Dr Keane chairs the group on genetics on the National Cancer Forum. He envisages that molecular profiling will become the standard of care in designing treatments for patients within the next few years.

"Molecular profiling needs properly validated labs that are properly resourced. We would expect that this will be done in the four proposed supra-national regional labs," he says.

"It is certainly one of the costs that will be flagged to the Government in the next cancer strategy document."

Research should be part of standard care, according to Dr Keane. With more research being conducted in Ireland, Irish women with breast cancer are getting more exposure to that research, he says.
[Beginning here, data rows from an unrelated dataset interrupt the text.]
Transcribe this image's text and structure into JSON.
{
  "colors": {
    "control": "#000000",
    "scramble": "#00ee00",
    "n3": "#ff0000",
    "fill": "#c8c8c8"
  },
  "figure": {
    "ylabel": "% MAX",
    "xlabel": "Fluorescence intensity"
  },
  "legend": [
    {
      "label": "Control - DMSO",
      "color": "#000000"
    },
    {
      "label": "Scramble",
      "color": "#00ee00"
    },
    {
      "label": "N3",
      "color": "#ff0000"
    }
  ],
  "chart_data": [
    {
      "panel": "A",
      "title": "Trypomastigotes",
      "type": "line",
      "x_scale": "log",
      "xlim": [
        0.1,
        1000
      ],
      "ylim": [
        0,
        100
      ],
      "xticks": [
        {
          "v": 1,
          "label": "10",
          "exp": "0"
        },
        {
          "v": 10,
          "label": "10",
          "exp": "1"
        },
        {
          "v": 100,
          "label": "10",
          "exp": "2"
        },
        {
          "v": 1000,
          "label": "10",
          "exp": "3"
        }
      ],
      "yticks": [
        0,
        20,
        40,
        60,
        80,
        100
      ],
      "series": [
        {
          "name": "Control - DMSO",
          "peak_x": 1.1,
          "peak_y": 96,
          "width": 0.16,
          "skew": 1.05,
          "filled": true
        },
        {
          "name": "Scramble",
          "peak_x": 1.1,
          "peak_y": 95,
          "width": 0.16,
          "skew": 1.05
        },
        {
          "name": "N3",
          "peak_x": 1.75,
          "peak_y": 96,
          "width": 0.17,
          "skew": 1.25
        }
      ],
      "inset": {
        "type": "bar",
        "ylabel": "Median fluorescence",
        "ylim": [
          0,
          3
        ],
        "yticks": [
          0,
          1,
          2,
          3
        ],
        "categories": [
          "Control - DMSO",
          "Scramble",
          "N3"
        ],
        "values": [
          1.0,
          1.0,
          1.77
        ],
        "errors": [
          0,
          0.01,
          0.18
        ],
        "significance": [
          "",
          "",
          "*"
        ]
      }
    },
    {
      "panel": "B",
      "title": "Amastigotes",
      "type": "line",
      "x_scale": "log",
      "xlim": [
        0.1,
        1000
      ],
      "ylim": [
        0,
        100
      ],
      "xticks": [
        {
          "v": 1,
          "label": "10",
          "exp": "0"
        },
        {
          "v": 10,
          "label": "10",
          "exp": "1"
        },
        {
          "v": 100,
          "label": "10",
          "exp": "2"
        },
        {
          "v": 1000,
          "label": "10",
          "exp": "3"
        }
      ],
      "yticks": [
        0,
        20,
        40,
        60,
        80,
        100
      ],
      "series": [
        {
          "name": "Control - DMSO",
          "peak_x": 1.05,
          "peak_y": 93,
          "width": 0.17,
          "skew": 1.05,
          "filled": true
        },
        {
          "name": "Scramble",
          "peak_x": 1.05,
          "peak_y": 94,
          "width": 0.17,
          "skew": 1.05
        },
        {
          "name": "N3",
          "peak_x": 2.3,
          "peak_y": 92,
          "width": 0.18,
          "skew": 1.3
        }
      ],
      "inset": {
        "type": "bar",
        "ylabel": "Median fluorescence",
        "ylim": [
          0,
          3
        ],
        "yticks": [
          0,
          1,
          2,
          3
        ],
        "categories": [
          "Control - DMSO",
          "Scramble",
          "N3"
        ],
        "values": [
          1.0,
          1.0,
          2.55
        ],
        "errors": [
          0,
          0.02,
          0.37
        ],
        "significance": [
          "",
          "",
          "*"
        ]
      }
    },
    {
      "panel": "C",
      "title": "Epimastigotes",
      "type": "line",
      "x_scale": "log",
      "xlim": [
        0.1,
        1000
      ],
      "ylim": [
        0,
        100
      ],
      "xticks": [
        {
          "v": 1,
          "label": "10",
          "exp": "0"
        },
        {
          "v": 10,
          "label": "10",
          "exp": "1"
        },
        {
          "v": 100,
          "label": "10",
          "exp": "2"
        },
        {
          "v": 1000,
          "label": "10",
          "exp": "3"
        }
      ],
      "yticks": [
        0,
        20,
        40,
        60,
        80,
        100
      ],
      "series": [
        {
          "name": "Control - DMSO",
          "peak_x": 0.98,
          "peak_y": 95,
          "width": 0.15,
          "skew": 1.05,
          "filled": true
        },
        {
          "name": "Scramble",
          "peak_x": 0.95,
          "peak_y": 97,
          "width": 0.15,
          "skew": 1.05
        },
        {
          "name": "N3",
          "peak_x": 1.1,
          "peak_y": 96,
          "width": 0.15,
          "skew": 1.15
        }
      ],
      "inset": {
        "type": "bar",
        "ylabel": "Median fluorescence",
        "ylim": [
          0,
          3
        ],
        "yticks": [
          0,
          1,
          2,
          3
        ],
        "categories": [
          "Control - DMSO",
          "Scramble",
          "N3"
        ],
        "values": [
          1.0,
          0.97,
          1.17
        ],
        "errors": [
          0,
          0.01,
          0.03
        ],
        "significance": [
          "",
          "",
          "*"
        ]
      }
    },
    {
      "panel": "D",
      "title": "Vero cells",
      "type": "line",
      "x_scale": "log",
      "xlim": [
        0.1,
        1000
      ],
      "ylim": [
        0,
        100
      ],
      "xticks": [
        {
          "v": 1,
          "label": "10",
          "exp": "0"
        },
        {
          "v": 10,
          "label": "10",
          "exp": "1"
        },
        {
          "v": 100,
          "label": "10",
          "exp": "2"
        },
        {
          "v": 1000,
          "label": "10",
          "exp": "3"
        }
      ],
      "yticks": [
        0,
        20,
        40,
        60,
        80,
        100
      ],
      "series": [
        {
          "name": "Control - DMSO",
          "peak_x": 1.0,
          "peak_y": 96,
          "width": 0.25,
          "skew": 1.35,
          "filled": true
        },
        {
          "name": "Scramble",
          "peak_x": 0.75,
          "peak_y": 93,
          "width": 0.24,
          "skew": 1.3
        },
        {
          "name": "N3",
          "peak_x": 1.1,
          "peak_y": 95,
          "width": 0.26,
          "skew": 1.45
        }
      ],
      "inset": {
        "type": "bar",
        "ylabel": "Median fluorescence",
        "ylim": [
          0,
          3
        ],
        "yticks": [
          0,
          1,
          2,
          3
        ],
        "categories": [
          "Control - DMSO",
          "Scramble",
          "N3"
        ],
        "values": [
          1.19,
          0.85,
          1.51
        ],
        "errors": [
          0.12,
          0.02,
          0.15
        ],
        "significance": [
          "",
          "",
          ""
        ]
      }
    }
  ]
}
He gives an example of where this has already benefited patients. "We were a high recruiter for clinical trials of a targeted molecular treatment called Receptin over the last few years. That meant that Irish women got that drug much earlier on a research protocol. It hasn't yet become standard of care, but women here are treated in that way."

He argues that research protocols should be offered to all patients. "There is an awful lot that we don't know about these diseases. Every patient should be offered some research protocol to have further knowledge of the disease.

"I think that the more patients who are enrolled in clinical trials and research projects, the better the outcomes will be for everybody."

Keane is a member of the Marie Keating Foundation, which raises funds to provide information about breast cancer to anyone who wants it. Its slogan is: "To enlighten not to frighten."